Scaling FP8 training to trillion-token LLMs

TL;DR

The paper demonstrates FP8 training at an unprecedented scale of 2 trillion tokens, uncovering instabilities caused by outlier amplification in the SwiGLU activation. It analyzes the weight-alignment dynamics within SwiGLU and introduces Smooth-SwiGLU to stabilize FP8 training without altering model behavior, alongside quantizing both Adam moments to FP8. By combining Smooth-SwiGLU with FP8 optimizer moments, the authors train a 7B model on 256 Gaudi2 accelerators with BF16-equivalent performance and up to 34% throughput gains. The work also provides reproducibility via a public codebase and discusses the environmental implications of reduced-precision training. Overall, the approach offers a viable, more efficient pathway for large-scale FP8 LLM training without sacrificing downstream quality.

Abstract

We train, for the first time, large language models using FP8 precision on datasets up to 2 trillion tokens -- a 20-fold increase over previous limits. Through these extended training runs, we uncover critical instabilities in FP8 training that were not observable in earlier works with shorter durations. We trace these instabilities to outlier amplification by the SwiGLU activation function. Interestingly, we show, both analytically and empirically, that this amplification happens only over prolonged training periods, and link it to a SwiGLU weight alignment process.
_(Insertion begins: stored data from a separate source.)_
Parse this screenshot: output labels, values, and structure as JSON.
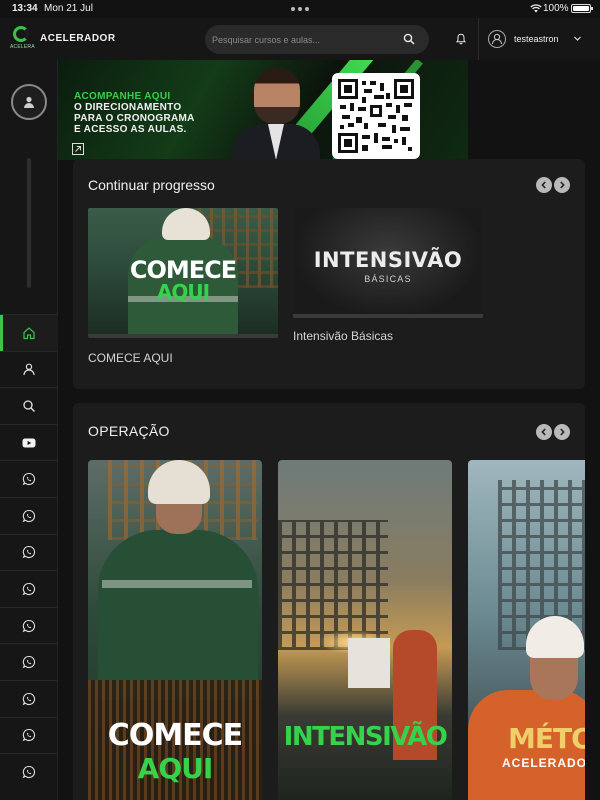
{
  "statusbar": {
    "time": "13:34",
    "date": "Mon 21 Jul",
    "battery": "100%"
  },
  "header": {
    "logo_text": "ACELERA",
    "brand": "ACELERADOR",
    "search_placeholder": "Pesquisar cursos e aulas...",
    "username": "testeastron"
  },
  "banner": {
    "line1": "ACOMPANHE AQUI",
    "line2": "O DIRECIONAMENTO",
    "line3": "PARA O CRONOGRAMA",
    "line4": "E ACESSO AS AULAS."
  },
  "sidebar": {
    "items": [
      {
        "icon": "home-icon",
        "active": true
      },
      {
        "icon": "user-icon"
      },
      {
        "icon": "search-icon"
      },
      {
        "icon": "youtube-icon"
      },
      {
        "icon": "whatsapp-icon"
      },
      {
        "icon": "whatsapp-icon"
      },
      {
        "icon": "whatsapp-icon"
      },
      {
        "icon": "whatsapp-icon"
      },
      {
        "icon": "whatsapp-icon"
      },
      {
        "icon": "whatsapp-icon"
      },
      {
        "icon": "whatsapp-icon"
      },
      {
        "icon": "whatsapp-icon"
      },
      {
        "icon": "whatsapp-icon"
      }
    ]
  },
  "progress": {
    "title": "Continuar progresso",
    "cards": [
      {
        "thumb_line1": "COMECE",
        "thumb_line2": "AQUI",
        "label": "COMECE AQUI"
      },
      {
        "thumb_line1": "INTENSIVÃO",
        "thumb_line2": "BÁSICAS",
        "label": "Intensivão Básicas"
      }
    ]
  },
  "operacao": {
    "title": "OPERAÇÃO",
    "tiles": [
      {
        "line1": "COMECE",
        "line2": "AQUI"
      },
      {
        "line1": "INTENSIVÃO"
      },
      {
        "line1": "MÉTODO",
        "line2": "ACELERADOR"
      }
    ]
  },
  "colors": {
    "accent": "#3ec34c",
    "background": "#121212",
    "panel": "#1c1c1c"
  }
}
To address this newly identified issue, we introduce Smooth-SwiGLU, a novel modification that ensures stable FP8 training without altering function behavior. We also demonstrate, for the first time, FP8 quantization of both Adam optimizer moments. Combining these innovations, we successfully train a 7B parameter model using FP8 precision on 256 Intel Gaudi2 accelerators, achieving on-par results with the BF16 baseline while delivering up to a $\sim 34 \%$ throughput improvement. A reference implementation is supplied in https://github.com/Anonymous1252022/Megatron-DeepSpeed.

Figures (11)

• Figure 1: Comparison of activation maximum values across different layers during 50 iterations of training: (a) At the beginning of training, showing stable maximum values. (b) After 200B tokens of training, revealing sporadic but significant outliers (notice the change in the z-axis scale).
• Figure 2: (a): Training loss of LlaMA2-7b with BF16 and FP8 precision, where a significant loss divergence is seen for FP8 after step $\sim$ 200B tokens. (b): Dynamics of the $\mathbf{w}_1$ and $\mathbf{w}_2$ norms, and their correlation during training, for a specific channel that generates outliers. A drastic increase in correlation and norm is observed at the same point where we start to see loss degradation in (a). (c): Scatter plot of an outlier channel elements in $\mathbf{w}_1$ and $\mathbf{w}_2$, at an early training stage (8B tokens) and late training stage (330B tokens), demonstrating minimal correlation at start of the training and high correlation in the later stage. (d): Histogram of an outlier channel of $\mathbf{w}_1$ at an early training stage (8B tokens) and late training stage (330B tokens).
• Figure 3: Training loss of Llama2 FP8 with and without quantization of SwiGLU output. As can be seen the cause of the divergence of standard FP8 is the amplification of the SwiGLU (input to $\mathbf{w}_3$).
• Figure 4: A standard quantized MLP component containing the original quantized SwiGLU (a) and the proposed quantized Smooth-SwiGLU (b), which improves the stability under FP8 training. Here, $s$ is the scaling factor, $\hat{\mathbf{w}}_{1}$,$\hat{\mathbf{w}}_{2}$ and $\hat{\mathbf{w}}_{3}$ are the quantized weights, and $Q$ is the quantization function.
• Figure 5: All combinations for quantization the Adam moments with standard FP8 formats in Llama2 100m. The only combination that is able to converge to baseline is first moment E4M3 format and second moment E5M2 format.